At the time, the US and Canadian governments had an agreement to exchange weather information by telegraph.

That's how Canadian city names got into the Silk Dress cryptogram.

It includes observations from landing stations in Calgary, Minnesota, Mann, Winnipeg and Prince Arthur – modern Thunder Bay, Ont. – all shared a telegraph line connecting Milwaukee, Wis. and sent messages to Washington through New York.

This line describes a cool spring day at the Fort Garry weather station in Winnipeg:

“Gary Noun Tertal Legal Palm Novice Event.”

The line “Garry Noun Tertal Lawful Palm New Event” describes a weather observation in Winnipeg on May 27, 1888. (Submitted by Sarah Rivers-Coffield)

According to the code, Gary listed the weather station. The “noun” was the day of the month, the 27th. The “tertal” was 42 F, with a barometric pressure of 0.94 sg. “Legal” was 30 percent humidity at 10 p.m. “Novice” means stratus clouds with 8/10 cover. “Event” meant cloudy with wind speeds of 0-4 mph. The word “palm” does not appear in the code; Chan believes it ended up being a mistake in the message.

Meanwhile, Calgary was slightly cooler that day, 40 F (4 C) and clear, while Thunder Bay was 46 F (7 C) as northeast winds blew over Lake Superior.

So not exactly secret information.

The code is cracked, but the secret remains

Who did the dress belong to and why was the seemingly benign message hidden in a secret pocket for over a century?

At least this part of the secret seems to eat.

“My best guess is that this is a woman who worked in the Signal Service office in Washington,” he said.

The explanation could be as mundane as someone forgetting a note left in their pocket at the end of the day and accidentally packing a dress, the message long forgotten.

“Were they just pieces of scrap?” Chan was surprised.

The dress does offer a possible clue: a label that says “Bennett.” But Chan could find no record of Bennett, then employed by the Signals Service in Washington.

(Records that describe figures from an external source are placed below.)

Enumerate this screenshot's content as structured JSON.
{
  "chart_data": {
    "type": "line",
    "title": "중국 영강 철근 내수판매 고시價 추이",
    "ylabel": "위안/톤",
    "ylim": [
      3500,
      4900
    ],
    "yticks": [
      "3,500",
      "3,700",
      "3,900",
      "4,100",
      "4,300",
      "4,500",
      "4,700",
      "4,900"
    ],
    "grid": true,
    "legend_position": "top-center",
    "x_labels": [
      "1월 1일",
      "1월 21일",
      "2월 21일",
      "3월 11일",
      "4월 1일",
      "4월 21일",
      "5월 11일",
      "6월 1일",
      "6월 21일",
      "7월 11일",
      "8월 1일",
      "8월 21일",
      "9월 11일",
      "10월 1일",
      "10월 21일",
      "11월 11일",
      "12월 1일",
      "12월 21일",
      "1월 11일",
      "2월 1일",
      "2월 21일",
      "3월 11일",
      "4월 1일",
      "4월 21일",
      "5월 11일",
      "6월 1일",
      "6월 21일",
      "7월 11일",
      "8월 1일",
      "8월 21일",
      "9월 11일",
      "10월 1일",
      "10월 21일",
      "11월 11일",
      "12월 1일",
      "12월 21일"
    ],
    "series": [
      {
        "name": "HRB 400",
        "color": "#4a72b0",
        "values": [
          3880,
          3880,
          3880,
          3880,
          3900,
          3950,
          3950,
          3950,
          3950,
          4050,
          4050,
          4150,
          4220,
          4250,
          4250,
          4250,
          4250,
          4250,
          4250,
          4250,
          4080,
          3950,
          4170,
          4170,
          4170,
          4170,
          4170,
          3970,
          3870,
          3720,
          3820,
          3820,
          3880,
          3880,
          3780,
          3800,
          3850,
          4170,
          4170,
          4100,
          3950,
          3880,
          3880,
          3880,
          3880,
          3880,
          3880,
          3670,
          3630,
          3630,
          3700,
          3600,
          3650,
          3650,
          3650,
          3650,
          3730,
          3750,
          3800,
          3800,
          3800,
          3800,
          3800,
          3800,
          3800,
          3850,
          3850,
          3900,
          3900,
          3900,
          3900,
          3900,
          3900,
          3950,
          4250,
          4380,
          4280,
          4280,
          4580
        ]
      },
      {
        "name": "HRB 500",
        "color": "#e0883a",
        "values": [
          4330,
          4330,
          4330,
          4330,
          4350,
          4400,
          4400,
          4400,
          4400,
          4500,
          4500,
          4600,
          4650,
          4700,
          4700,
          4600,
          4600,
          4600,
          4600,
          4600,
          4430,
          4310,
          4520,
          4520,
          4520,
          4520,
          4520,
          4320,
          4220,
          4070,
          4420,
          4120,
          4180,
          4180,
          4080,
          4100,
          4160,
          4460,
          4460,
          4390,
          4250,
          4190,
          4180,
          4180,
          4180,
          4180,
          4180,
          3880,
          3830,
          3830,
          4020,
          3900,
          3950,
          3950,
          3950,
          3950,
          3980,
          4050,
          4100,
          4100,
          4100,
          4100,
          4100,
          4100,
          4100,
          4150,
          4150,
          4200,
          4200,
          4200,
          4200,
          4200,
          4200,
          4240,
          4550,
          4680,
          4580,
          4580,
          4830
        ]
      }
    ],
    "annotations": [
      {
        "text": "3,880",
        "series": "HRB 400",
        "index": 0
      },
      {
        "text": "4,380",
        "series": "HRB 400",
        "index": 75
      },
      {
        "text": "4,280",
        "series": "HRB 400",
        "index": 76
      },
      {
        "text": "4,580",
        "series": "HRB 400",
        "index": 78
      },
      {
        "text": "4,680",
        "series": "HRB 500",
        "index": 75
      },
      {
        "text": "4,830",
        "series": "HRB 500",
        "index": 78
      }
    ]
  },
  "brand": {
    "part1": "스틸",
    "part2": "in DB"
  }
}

Rivers-Caufield, who is also an archaeologist, is equally fascinated and confused by the history here.

“I'm sure it would be a lot more fascinating and blow up in a much bigger way if it was a secret code to do with something like war or espionage or whatever,” he said.

At the very least, he notes, the mystery offers insight into time.

“Honestly, I feel it's much more fascinating to think about what knowing the weather meant to people… in the first place.”

Meanwhile, Chan is not giving up just yet. He says he still has a few leads that could help identify the dress' owner.